Add custom tools by creating tools.py in your project root:
# tools.py
def sanitize_filename(name: str) -> str:
"""Remove special characters from filename."""
return "".join(c if c.isalnum() or c in ".-_" else "_" for c in name)Functions become LLM-callable tools. Reference them in your worker's toolsets config.
You can also use:
- Jinja2 templates — Compose prompts from reusable templates in
templates/ - Server-side tools — Provider-executed capabilities like web search and code execution
# Run main.worker in current directory
cd my-project
llm-do "input message" --model anthropic:claude-haiku-4-5
# Run specific worker
llm-do --worker orchestrator "input" --model anthropic:claude-haiku-4-5
# Run from a different directory
llm-do --dir /path/to/project "input" --model anthropic:claude-haiku-4-5
# Override config at runtime
llm-do "input" --model anthropic:claude-sonnet-4 --set locked=true
# Create a new project
llm-do init my-projectModel names follow PydanticAI conventions (e.g., anthropic:claude-sonnet-4-20250514, openai:gpt-4o-mini).
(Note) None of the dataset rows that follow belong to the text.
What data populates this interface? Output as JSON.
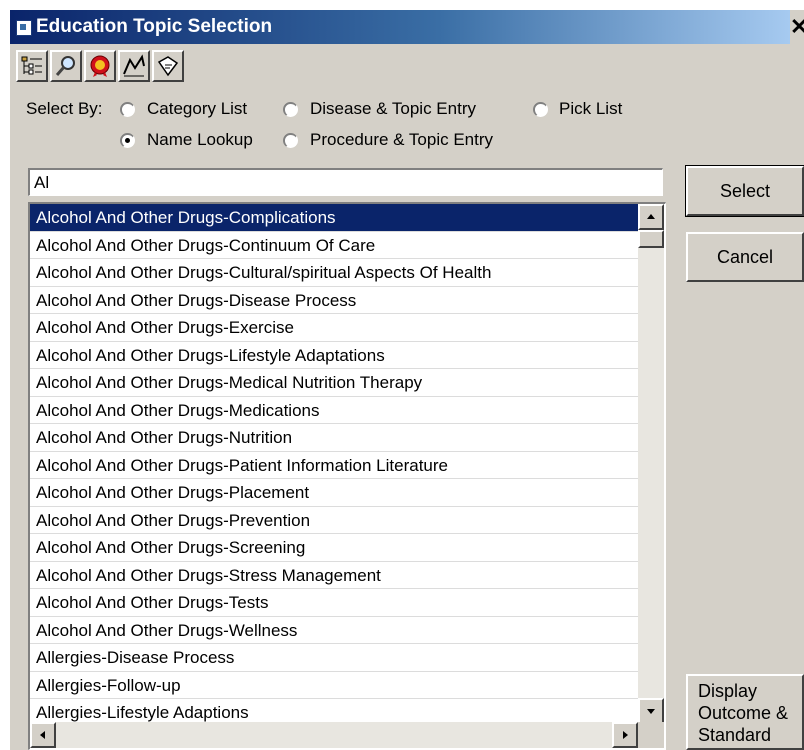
{
  "window": {
    "title": "Education Topic Selection",
    "close": "✕"
  },
  "toolbar": {
    "buttons": [
      "tree-view",
      "magnifier",
      "ribbon-badge",
      "chart-trend",
      "tag"
    ]
  },
  "select_by": {
    "label": "Select By:",
    "options": [
      {
        "label": "Category List",
        "checked": false
      },
      {
        "label": "Disease & Topic Entry",
        "checked": false
      },
      {
        "label": "Pick List",
        "checked": false
      },
      {
        "label": "Name Lookup",
        "checked": true
      },
      {
        "label": "Procedure & Topic Entry",
        "checked": false
      }
    ]
  },
  "search": {
    "value": "Al"
  },
  "list": {
    "selected_index": 0,
    "items": [
      "Alcohol And Other Drugs-Complications",
      "Alcohol And Other Drugs-Continuum Of Care",
      "Alcohol And Other Drugs-Cultural/spiritual Aspects Of Health",
      "Alcohol And Other Drugs-Disease Process",
      "Alcohol And Other Drugs-Exercise",
      "Alcohol And Other Drugs-Lifestyle Adaptations",
      "Alcohol And Other Drugs-Medical Nutrition Therapy",
      "Alcohol And Other Drugs-Medications",
      "Alcohol And Other Drugs-Nutrition",
      "Alcohol And Other Drugs-Patient Information Literature",
      "Alcohol And Other Drugs-Placement",
      "Alcohol And Other Drugs-Prevention",
      "Alcohol And Other Drugs-Screening",
      "Alcohol And Other Drugs-Stress Management",
      "Alcohol And Other Drugs-Tests",
      "Alcohol And Other Drugs-Wellness",
      "Allergies-Disease Process",
      "Allergies-Follow-up",
      "Allergies-Lifestyle Adaptions"
    ]
  },
  "buttons": {
    "select": "Select",
    "cancel": "Cancel",
    "display_line1": "Display",
    "display_line2": "Outcome &",
    "display_line3": "Standard"
  },
  "colors": {
    "selection": "#0a246a",
    "dialog": "#d4d0c8"
  }
}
See docs/cli.md for full reference.
| Example | Demonstrates |
|---|---|
greeter/ |
Minimal project structure |
pitchdeck_eval/ |
Multi-worker orchestration, PDF attachments |
calculator/ |
Custom Python tools |
approvals_demo/ |
Write approval for file operations |
code_analyzer/ |
Shell commands with approval rules |
web_searcher/ |
Server-side tools (web search) |
docs/concept.md— Design philosophydocs/cli.md— CLI referencedocs/worker_delegation.md— Worker-to-worker callsdocs/architecture.md— Internal designdocs/notes/— Working design notes and explorations
Experimental — Built on PydanticAI. APIs may change.
Working: Worker resolution, worker delegation, approvals, custom tools, templates.
TUI: The interactive terminal UI (Textual-based) is experimental. Use --headless for non-interactive mode.
Tool approvals reduce risk but aren't guarantees. Prompt injection can trick LLMs into misusing granted tools. Treat approvals as one layer of defense.
For real isolation, run llm-do in a container or VM.
PRs welcome! Run uv run pytest before committing. See AGENTS.md.